Das maligne Melanom, auch als „schwarzer Hautkrebs“ bezeichnet, ist eine sehr ernst zu nehmende Krebsform und sorgt für die meisten Todesfälle durch Hautkrebs. Die Zellen, die das Hautpigment Melanin bilden, entarten und bilden einen sehr aggressiven Krebs. Melanome können rasch wachsen und möglicher Weise sehr schnell Metastasen in Lymphknoten und inneren Organen bilden.

Wussten sie, dass Hautkrebs fast nur in weißen Bevölkerungen entsteht? Weiße Haut ist nahezu ungeschützt gegen die UV-Strahlung, die zu Schädigungen unsers Erbguts (DNS) und zu Krebsentstehung führen kann. Bereits kurze Aufenthalte in direktem Sonnenlicht können zu gefährlichem Sonnenbrand in verschieden ausgeprägten Stadien führen, die das Gewebe und Erbgut nachhaltig schädigen.

Für den schwarzen Hautkrebs stellt die Anzahl der Leberflecken einen wichtigen Risikofaktor dar. Wenn mehr als 50 oder 100 Leberflecken vorliegen, besteht eine besondere Gefahr und die Patienten sollten sehr regelmäßig ein Hautkrebs-Screening durchführen lassen.
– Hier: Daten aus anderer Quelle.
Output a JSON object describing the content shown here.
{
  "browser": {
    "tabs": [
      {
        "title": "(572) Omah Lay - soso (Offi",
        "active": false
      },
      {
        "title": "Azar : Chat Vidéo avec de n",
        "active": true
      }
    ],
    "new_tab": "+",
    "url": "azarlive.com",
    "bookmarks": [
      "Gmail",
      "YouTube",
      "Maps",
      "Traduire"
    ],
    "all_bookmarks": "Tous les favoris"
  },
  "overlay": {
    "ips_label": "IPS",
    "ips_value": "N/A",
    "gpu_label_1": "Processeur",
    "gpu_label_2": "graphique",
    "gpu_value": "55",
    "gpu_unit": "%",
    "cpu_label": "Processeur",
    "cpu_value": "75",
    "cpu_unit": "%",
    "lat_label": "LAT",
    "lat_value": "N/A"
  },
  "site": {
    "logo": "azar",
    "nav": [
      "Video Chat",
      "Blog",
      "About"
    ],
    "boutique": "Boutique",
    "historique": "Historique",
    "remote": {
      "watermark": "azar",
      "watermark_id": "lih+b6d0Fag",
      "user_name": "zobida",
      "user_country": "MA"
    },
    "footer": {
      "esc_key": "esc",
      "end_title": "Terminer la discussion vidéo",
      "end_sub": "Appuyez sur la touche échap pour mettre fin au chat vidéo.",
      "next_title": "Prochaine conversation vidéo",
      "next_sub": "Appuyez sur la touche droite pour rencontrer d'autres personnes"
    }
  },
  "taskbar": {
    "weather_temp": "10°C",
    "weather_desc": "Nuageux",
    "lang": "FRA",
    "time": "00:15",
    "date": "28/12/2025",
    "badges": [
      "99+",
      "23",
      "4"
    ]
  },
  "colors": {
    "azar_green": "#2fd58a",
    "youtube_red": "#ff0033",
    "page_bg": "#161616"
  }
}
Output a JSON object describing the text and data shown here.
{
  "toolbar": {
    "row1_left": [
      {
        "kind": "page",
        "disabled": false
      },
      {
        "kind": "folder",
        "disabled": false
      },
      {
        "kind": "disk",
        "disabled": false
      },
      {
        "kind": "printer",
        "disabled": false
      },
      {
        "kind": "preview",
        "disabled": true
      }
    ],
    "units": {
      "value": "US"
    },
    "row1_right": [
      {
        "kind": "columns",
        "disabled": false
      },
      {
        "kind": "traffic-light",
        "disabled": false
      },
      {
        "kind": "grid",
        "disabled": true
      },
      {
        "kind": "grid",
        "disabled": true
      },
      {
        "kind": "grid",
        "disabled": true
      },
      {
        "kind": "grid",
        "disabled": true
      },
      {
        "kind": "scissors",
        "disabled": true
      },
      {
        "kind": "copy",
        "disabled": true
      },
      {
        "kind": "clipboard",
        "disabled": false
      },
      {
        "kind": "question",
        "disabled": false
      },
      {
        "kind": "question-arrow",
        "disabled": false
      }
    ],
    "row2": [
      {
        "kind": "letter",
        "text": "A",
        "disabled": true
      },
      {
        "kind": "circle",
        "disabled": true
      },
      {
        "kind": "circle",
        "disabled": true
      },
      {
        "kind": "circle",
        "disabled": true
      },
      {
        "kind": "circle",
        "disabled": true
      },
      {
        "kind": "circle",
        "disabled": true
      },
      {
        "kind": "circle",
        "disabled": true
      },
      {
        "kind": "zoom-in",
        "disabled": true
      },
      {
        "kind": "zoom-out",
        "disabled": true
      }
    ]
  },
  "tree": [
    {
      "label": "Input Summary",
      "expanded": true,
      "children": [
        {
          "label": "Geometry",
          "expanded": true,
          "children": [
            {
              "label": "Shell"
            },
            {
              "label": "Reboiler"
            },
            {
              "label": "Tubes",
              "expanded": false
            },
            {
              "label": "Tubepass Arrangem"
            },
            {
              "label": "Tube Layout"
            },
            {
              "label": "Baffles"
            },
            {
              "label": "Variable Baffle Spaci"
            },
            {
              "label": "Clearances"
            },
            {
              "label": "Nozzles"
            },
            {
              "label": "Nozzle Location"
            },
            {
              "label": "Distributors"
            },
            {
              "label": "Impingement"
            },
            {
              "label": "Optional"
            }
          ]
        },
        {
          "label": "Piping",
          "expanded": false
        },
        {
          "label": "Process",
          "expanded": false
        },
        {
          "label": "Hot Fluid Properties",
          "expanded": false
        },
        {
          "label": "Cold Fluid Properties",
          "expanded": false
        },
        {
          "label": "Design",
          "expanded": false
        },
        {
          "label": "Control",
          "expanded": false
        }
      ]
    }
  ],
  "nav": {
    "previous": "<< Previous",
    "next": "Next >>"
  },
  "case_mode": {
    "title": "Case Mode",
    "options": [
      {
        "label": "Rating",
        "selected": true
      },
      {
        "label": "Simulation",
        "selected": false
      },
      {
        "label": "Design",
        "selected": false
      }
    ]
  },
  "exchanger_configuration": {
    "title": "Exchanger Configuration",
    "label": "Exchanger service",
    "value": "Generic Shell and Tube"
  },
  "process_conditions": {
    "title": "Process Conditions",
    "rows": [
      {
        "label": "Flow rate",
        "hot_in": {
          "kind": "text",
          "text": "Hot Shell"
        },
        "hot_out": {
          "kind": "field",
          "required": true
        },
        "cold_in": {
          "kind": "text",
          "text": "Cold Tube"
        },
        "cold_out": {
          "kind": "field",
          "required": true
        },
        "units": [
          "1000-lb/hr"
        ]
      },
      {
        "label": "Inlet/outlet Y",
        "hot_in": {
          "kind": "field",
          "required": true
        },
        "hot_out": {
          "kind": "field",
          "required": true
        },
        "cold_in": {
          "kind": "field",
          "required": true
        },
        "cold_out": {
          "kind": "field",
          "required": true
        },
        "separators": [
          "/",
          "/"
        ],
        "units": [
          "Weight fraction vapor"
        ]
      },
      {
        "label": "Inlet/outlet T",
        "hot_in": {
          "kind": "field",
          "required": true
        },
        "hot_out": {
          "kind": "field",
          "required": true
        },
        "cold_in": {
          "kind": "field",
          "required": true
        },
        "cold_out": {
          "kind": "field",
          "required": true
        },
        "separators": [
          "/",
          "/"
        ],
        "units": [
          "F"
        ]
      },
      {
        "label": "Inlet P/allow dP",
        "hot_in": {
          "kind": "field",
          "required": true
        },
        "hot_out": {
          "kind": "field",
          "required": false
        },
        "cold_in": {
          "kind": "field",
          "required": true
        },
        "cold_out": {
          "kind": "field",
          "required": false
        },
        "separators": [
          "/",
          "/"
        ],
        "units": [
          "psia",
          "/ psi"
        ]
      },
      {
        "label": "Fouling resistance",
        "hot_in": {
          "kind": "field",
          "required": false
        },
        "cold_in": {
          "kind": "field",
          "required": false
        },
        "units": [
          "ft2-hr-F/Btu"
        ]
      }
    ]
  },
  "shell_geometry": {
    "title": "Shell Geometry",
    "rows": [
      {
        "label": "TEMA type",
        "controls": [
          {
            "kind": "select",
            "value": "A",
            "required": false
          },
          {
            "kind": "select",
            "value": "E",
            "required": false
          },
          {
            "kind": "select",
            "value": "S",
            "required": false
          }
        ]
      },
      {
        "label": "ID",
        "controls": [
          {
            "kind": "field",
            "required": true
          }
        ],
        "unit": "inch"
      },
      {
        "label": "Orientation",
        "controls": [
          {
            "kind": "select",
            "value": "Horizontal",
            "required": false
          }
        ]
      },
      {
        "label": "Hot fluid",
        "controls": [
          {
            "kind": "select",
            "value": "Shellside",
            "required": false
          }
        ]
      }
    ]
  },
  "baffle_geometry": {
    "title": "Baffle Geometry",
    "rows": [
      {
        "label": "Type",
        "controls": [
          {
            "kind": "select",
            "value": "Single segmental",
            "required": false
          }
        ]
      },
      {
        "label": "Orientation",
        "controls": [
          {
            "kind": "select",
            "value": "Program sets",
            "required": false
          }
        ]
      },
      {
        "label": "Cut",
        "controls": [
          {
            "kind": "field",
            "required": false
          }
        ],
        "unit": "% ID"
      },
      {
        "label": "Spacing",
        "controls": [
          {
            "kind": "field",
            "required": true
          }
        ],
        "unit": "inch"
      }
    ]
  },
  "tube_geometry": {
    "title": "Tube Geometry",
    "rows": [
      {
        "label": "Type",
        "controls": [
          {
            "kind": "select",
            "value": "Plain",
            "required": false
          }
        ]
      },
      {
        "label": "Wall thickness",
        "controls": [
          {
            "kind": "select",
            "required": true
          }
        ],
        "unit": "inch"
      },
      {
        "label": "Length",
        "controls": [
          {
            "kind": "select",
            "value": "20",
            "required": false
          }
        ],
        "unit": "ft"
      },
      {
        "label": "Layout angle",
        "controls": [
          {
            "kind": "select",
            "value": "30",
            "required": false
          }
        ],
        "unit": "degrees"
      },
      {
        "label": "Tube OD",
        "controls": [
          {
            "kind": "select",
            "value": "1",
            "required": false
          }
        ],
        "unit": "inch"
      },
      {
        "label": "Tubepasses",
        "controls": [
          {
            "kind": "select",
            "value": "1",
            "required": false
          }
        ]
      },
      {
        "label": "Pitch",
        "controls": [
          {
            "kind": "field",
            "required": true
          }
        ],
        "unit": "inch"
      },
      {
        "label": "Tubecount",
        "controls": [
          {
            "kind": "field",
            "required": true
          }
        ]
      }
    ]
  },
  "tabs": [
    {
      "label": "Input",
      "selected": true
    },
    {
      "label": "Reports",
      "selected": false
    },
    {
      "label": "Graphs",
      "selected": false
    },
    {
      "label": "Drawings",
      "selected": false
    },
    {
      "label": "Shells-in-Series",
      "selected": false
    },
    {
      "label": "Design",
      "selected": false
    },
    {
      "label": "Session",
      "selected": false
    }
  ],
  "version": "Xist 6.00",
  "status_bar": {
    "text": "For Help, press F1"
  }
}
Die Vorbeugung gegen Hautkrebs ist unerlässlich, um die Krankheit erst gar nicht entstehen zu lassen. Die wichtigste Prävention besteht in einem vernünftigen Umgang mit und dem Schutz gegen UV-Strahlung. Wir empfehlen unseren Patienten immer einen geeigneten Tageslichtschutz zu verwenden, auch wenn sie sich nicht explizit in der Sonne aufhalten. Jede Strahlung schädigt! Und jeder Sonnenbrand, der bereits in Kinder- und Jugendzeiten entstanden war, ist heute als erheblicher Risikofaktor für die Entwicklung von Hautkrebs zu beurteilen.

Bei fast allen Hautkrebsarten ist die operative Entfernung der Hautveränderungen notwendig. Die Behandlung von Hauttumoren gehört ebenfalls zum Leistungsspektrum der H-Praxis von Dr. med. Simone Hellmann. Sollte Ihr Hautarzt bei Ihnen Hautveränderungen diagnostiziert und deren Entfernung empfohlen haben, bieten wir Ihnen verschiedene operative Leistungen zur Behandlung und Entfernung von Hauttumoren an, ebenso die Wiederherstellung der geschädigten Areale und die Korrektur von Narben.